Biblical view of carbon dating race and ethnicity dating

It was initially sampled by the German Mining Museum (GMM) in the early 1990s (14).

In 2002, we excavated the fortress gatehouse (Area A), a building devoted to copper slag processing (Area S), and ≈1.2 m of the upper part of a slag mound (Area M) by using stratigraphic methods. These dates confirmed the radiocarbon dates published earlier by the GMM (17).
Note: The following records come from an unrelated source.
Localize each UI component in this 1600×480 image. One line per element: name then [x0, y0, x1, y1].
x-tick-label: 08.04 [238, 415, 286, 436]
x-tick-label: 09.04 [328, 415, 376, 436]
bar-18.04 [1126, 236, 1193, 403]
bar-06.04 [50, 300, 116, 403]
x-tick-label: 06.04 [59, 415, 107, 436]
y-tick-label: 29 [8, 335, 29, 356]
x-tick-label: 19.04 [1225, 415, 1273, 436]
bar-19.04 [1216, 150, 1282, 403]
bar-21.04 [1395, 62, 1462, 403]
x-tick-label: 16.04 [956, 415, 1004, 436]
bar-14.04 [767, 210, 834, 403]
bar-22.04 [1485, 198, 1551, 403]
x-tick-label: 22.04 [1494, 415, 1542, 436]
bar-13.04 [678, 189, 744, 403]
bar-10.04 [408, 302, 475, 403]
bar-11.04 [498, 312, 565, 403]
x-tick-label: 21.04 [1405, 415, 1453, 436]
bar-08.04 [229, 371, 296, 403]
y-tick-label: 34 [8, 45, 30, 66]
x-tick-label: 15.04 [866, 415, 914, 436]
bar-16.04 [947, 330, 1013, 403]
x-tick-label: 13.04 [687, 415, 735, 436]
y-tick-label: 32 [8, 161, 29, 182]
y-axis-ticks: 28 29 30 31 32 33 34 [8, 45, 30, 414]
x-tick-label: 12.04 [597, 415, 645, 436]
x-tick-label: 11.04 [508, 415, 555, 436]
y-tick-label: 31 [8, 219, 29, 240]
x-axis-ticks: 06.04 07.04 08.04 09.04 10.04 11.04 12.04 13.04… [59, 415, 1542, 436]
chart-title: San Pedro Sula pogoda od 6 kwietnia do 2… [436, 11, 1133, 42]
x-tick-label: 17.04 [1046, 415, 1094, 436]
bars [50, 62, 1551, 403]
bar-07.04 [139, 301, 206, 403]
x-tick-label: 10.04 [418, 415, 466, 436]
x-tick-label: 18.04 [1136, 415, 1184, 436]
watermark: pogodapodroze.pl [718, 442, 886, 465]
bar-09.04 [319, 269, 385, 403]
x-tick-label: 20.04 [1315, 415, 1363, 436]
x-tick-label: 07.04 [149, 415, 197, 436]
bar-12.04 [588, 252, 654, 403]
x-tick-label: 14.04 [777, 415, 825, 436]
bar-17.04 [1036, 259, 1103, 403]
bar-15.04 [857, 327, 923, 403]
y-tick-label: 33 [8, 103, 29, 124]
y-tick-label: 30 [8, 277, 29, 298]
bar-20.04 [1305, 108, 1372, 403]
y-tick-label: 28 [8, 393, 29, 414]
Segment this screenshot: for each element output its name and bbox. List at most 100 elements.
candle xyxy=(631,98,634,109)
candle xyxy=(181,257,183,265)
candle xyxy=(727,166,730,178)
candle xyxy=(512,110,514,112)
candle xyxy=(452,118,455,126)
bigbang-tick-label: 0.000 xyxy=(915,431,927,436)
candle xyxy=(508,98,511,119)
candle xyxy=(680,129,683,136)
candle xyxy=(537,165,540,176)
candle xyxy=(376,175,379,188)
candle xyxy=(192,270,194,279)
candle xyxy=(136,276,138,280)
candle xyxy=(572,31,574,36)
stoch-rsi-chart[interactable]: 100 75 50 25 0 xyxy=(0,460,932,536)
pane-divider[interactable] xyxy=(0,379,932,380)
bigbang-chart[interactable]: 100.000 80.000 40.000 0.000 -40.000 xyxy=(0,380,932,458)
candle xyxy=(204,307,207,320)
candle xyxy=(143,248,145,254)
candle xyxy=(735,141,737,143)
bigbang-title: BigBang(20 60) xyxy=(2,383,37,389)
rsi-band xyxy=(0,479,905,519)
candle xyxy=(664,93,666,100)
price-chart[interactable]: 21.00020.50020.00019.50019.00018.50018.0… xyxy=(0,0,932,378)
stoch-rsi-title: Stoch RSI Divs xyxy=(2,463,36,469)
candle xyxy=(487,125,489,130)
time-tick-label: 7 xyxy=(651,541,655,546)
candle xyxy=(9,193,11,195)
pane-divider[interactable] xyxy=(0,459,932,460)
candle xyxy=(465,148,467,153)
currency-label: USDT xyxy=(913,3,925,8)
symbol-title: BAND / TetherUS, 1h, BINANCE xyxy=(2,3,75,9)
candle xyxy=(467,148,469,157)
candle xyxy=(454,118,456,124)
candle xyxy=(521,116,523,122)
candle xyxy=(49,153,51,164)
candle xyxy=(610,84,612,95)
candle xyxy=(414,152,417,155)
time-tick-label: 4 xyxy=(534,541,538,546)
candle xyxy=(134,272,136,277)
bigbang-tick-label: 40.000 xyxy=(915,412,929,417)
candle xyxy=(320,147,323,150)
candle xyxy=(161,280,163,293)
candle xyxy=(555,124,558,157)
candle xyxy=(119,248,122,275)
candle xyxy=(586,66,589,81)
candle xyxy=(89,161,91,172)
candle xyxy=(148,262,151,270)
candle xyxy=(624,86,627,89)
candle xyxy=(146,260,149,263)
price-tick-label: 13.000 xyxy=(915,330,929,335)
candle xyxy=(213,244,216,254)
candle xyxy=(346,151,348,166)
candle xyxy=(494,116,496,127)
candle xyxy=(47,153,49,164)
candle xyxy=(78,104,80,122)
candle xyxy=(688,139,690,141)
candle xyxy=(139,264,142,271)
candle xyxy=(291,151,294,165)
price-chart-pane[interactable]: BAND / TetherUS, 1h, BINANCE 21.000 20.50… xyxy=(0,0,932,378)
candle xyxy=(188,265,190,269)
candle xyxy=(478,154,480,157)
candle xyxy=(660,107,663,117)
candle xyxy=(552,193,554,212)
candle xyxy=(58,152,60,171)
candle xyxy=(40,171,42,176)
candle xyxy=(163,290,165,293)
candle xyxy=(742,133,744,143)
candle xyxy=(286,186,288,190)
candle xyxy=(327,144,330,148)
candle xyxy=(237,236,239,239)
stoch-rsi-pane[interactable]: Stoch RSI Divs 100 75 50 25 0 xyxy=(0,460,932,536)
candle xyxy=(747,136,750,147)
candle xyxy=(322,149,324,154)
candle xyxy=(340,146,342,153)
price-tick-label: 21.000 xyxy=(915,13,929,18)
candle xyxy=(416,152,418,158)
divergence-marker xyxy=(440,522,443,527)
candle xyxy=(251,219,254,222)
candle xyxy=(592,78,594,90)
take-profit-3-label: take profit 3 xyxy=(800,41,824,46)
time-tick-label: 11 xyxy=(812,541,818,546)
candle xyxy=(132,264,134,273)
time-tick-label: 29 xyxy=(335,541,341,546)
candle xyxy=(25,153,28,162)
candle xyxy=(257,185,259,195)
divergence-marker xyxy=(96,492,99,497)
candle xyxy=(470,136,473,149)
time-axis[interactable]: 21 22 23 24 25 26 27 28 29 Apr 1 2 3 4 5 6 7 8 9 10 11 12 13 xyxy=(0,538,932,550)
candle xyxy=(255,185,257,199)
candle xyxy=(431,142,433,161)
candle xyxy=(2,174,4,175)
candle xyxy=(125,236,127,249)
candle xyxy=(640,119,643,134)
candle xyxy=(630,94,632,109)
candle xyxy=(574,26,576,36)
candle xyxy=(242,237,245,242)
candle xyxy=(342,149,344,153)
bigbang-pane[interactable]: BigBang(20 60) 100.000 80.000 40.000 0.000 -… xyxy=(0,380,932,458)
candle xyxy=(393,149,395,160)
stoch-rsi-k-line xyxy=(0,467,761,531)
BCE, the stratified excavations in the lowlands of Edom provided an objective dating technique that linked this metal production center with the period of the early Israelite kings and their neighbors mentioned in the HB. BCE portion of this Levantine chronology is known as the IA IIa, a highly contentious period, but especially important for historical archaeology because it is partially dated on the synchronism between biblical texts related to Solomon's successor and son, Rehoboam (1 Kings –26 and 2 Chron.

The excavation was extended to the north, exposing a 4-room (with possibly a fifth room extending into the bulk) building (≈7.25 × 8.50 m). 2, this building was constructed on top of 3 m of debris layers also representing industrial-scale copper production.

The basal virgin sediment consists of sterile wadi sands.

The new radiocarbon dates push back by 2 centuries the accepted IA chronology of Edom.

Data from Khirbat en-Nahas, and the nearby site of Rujm Hamra Ifdan, demonstrate the centrality of industrial-scale metal production during those centuries traditionally linked closely to political events in Edom's 10th century BCE neighbor ancient Israel.

Archaeologists such as Glueck metaphorically carried the trowel in 1 hand and the Bible in the other, searching the archaeological landscape of the southern Levant for confirmation of the biblical narrative from the Patriarchs to the United Monarchy under David and Solomon to other personages, places, and events mentioned in the sacred text.

Beginning in the 1980s, this paradigm came under severe attack, primarily by so-called biblical minimalist scholars who argued that as the HB was edited in its final form during the 5th century (c.) BC (3), any reference in the text to events earlier than 500 BC were false (4).

The period between the First and Second World Wars has been called the “Golden Age” of biblical archaeology (2) when this subfield was characterized by an almost literal interpretation of the Old Testament (Hebrew Bible, HB) as historical fact.Consequently, the rise of IA Edom is linked to the power vacuum created by the collapse of Late Bronze Age (LB, 1300 BCE) civilizations and the disintegration of the LB Cypriot copper monopoly that dominated the eastern Mediterranean.The methodologies applied to the historical IA archaeology of the Levant have implications for other parts of the world where sacred and historical texts interface with the material record.Edom is characterized by 2 major geomorphologic units, the highland plateau and the lowlands that border Wadi Arabah.Before our project, most IA excavations were carried out on the highland plateau, largely ignoring the copper ore-rich Edom lowlands.